I have called on my good friend Margie Doig-Gander to be a noble friend and help me. This is very scary but I know that having that energy there is a waste – I could use that energy better in present time.

Margie has known me since I was 7. We have been to 3 schools together and even changed provinences together when both our father’s were transferred in unrelated companies. Talk about being contracted to be with someone! We have had both bitter and sweet times but we have always remained friends.

(How do you know if you are contracted to someone?: Observe within yourself whether you feel an animation ( response somewhere in your body like a tight chest, nervous tummy, pains etc) when you are with or think about that person. If you do, pay close attention to that person and your interactions or your history with that person/type of person. There are learnings and growth to be gained from the relationship).

My hope is that Margie will be able to help me identify thought and behavioural patterns and the way I dealt with events that I am blind to or have forgotten.

She may also have things to say that she has never had the opportunity to get off her chest! This process is not only about me forgiving people who have wronged me, but also about asking the people who I have wronged to forgive me.
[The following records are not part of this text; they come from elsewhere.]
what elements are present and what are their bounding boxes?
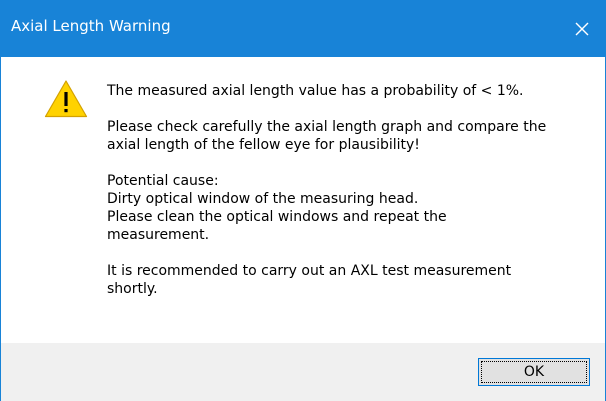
warning-message: The measured axial length value has a pr… <box>107 82 587 316</box>
message-recommendation: It is recommended to carry out an AXL te… <box>107 263 512 297</box>
warning-icon <box>44 80 88 118</box>
ok-button[interactable]: OK <box>478 358 590 386</box>
message-check-graph: Please check carefully the axial length … <box>107 119 547 153</box>
window-title: Axial Length Warning <box>11 17 171 35</box>
dialog-content: The measured axial length value has a pr… <box>1 57 605 343</box>
message-probability: The measured axial length value has a pr… <box>107 83 524 99</box>
close-button[interactable] <box>559 1 605 57</box>
axial-length-warning-dialog: Axial Length Warning The measured axial … <box>0 0 606 401</box>
title-bar: Axial Length Warning <box>1 1 605 57</box>
dialog-footer: OK <box>1 343 605 401</box>
close-icon <box>575 22 589 36</box>
message-potential-cause: Potential cause: Dirty optical window of… <box>107 173 447 243</box>
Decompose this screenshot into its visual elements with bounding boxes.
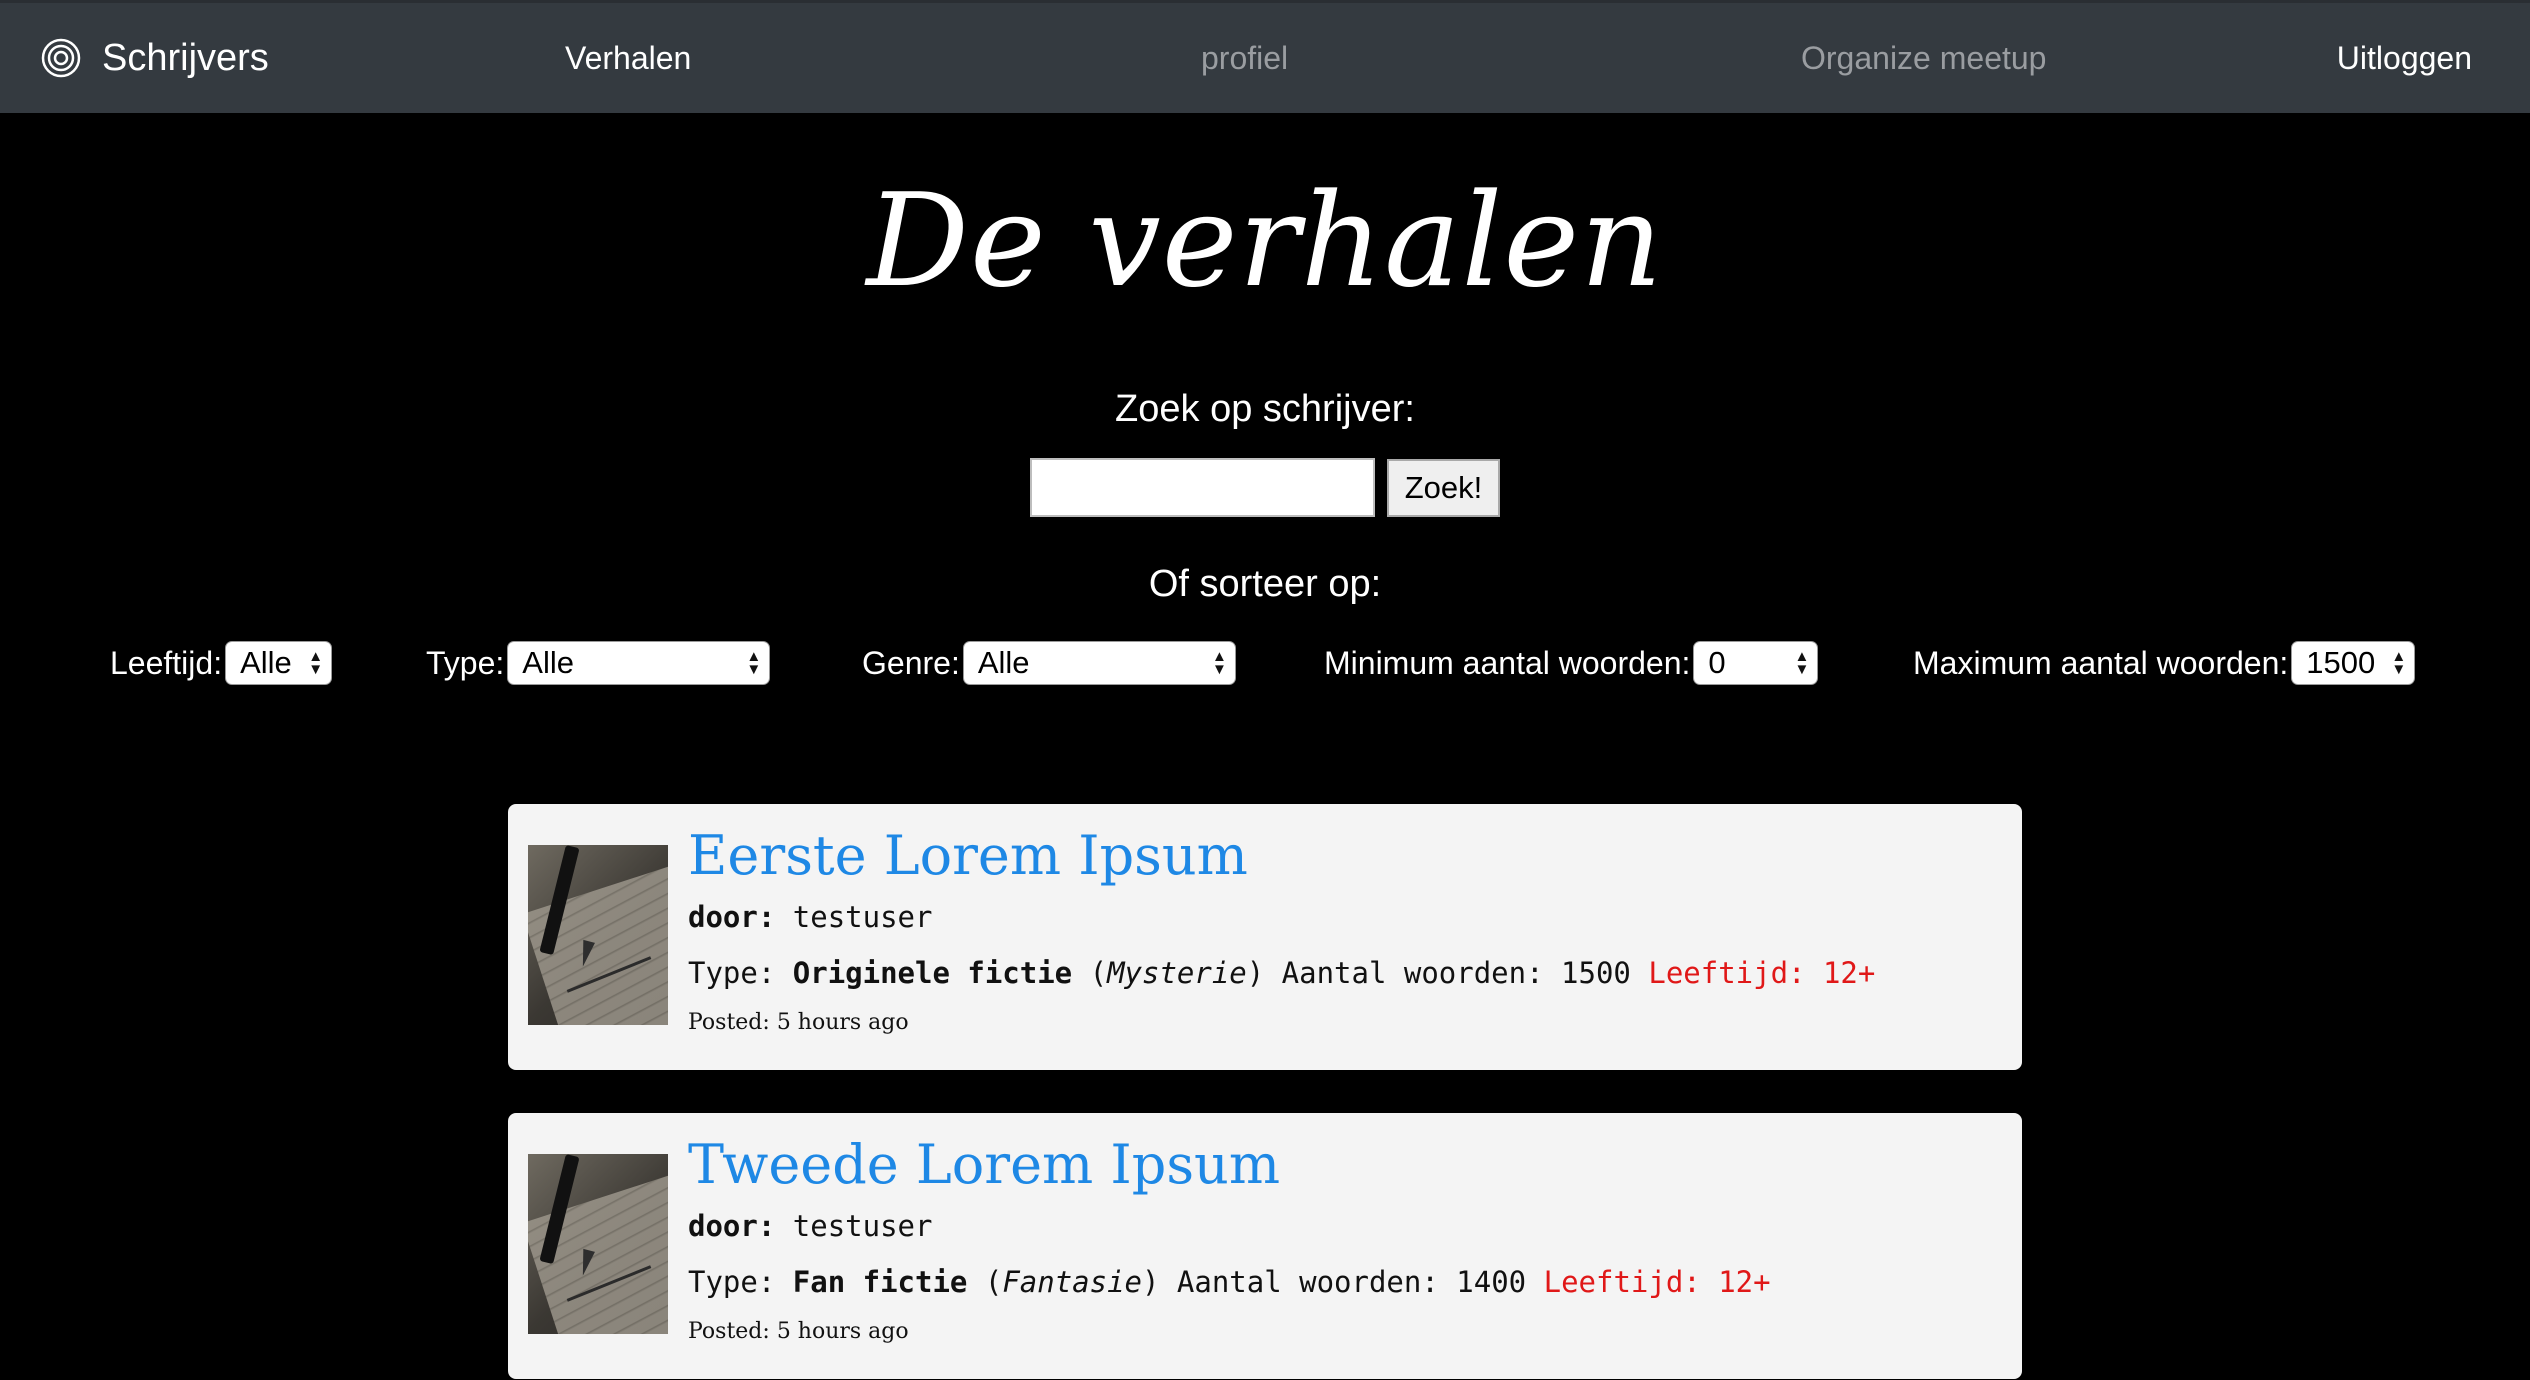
filter-max-words-label: Maximum aantal woorden: [1913, 644, 2289, 681]
age-select-value: Alle [240, 645, 292, 680]
story-genre: Fantasie [1002, 1265, 1142, 1299]
nav-link-profiel[interactable]: profiel [1201, 3, 1288, 113]
navbar: Schrijvers Verhalen profiel Organize mee… [0, 0, 2530, 113]
story-age: 12+ [1822, 956, 1876, 990]
nav-link-verhalen[interactable]: Verhalen [565, 3, 691, 113]
story-thumbnail [528, 1154, 668, 1334]
filter-type: Type: Alle ▲ ▼ [426, 640, 771, 686]
story-age-label: Leeftijd: [1648, 956, 1806, 990]
filter-max-words: Maximum aantal woorden: 1500 ▲ ▼ [1913, 640, 2416, 686]
story-posted: Posted: 5 hours ago [688, 1010, 909, 1035]
story-genre: Mysterie [1107, 956, 1247, 990]
target-icon [41, 38, 81, 78]
story-age-label: Leeftijd: [1543, 1265, 1701, 1299]
min-words-select[interactable]: 0 ▲ ▼ [1693, 641, 1819, 685]
select-arrows-icon: ▲ ▼ [1794, 648, 1810, 678]
filter-genre-label: Genre: [862, 644, 960, 681]
search-label: Zoek op schrijver: [1115, 388, 1415, 430]
age-select[interactable]: Alle ▲ ▼ [225, 641, 333, 685]
nav-link-organize-meetup[interactable]: Organize meetup [1801, 3, 2046, 113]
select-arrows-icon: ▲ ▼ [308, 648, 324, 678]
page-title: De verhalen [866, 167, 1664, 316]
min-words-select-value: 0 [1708, 645, 1726, 680]
filter-min-words: Minimum aantal woorden: 0 ▲ ▼ [1324, 640, 1819, 686]
story-age: 12+ [1718, 1265, 1771, 1299]
select-arrows-icon: ▲ ▼ [1211, 648, 1227, 678]
story-meta: Type: Fan fictie (Fantasie) Aantal woord… [688, 1265, 1771, 1299]
author-search-input[interactable] [1030, 458, 1375, 517]
brand-link[interactable]: Schrijvers [40, 3, 269, 113]
genre-select[interactable]: Alle ▲ ▼ [962, 641, 1236, 685]
logout-link[interactable]: Uitloggen [2337, 3, 2472, 113]
story-title-link[interactable]: Tweede Lorem Ipsum [688, 1133, 1280, 1198]
story-author: door: testuser [688, 900, 933, 934]
story-title-link[interactable]: Eerste Lorem Ipsum [688, 824, 1248, 889]
story-word-count: 1400 [1456, 1265, 1527, 1299]
type-select[interactable]: Alle ▲ ▼ [507, 641, 771, 685]
filter-genre: Genre: Alle ▲ ▼ [862, 640, 1236, 686]
sort-label: Of sorteer op: [1148, 563, 1382, 605]
story-type: Fan fictie [792, 1265, 968, 1299]
max-words-select-value: 1500 [2306, 645, 2376, 680]
story-meta: Type: Originele fictie (Mysterie) Aantal… [688, 956, 1876, 990]
filter-age: Leeftijd: Alle ▲ ▼ [110, 640, 333, 686]
filter-type-label: Type: [426, 644, 505, 681]
story-card: Eerste Lorem Ipsum door: testuser Type: … [508, 804, 2022, 1070]
select-arrows-icon: ▲ ▼ [746, 648, 762, 678]
story-author: door: testuser [688, 1209, 933, 1243]
story-card: Tweede Lorem Ipsum door: testuser Type: … [508, 1113, 2022, 1379]
select-arrows-icon: ▲ ▼ [2391, 648, 2407, 678]
brand-name: Schrijvers [102, 36, 269, 79]
story-type: Originele fictie [792, 956, 1073, 990]
type-select-value: Alle [522, 645, 574, 680]
filter-age-label: Leeftijd: [110, 644, 223, 681]
story-thumbnail [528, 845, 668, 1025]
filter-min-words-label: Minimum aantal woorden: [1324, 644, 1691, 681]
search-button[interactable]: Zoek! [1387, 459, 1500, 517]
max-words-select[interactable]: 1500 ▲ ▼ [2291, 641, 2416, 685]
genre-select-value: Alle [977, 645, 1030, 680]
story-posted: Posted: 5 hours ago [688, 1319, 909, 1344]
story-word-count: 1500 [1561, 956, 1631, 990]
Margie has kindly set time aside on Monday although she has a nearly 4 week old baby, called Dylan. She has already called a few times telling me how she would like to structure the meeting – as per usual, Margie has taken this very seriously and risen up to the challenge. She is thinking of what she is going to say and trying to structure it like a movie script!! Margie is doing while she feeds Dylan at 2am! Margs, don’t loose sleep over it!

I expect that more and more events and people to forgive and be forgiven will crawl out of the wood work as this process intensifies. Show me your face! I want my energy back!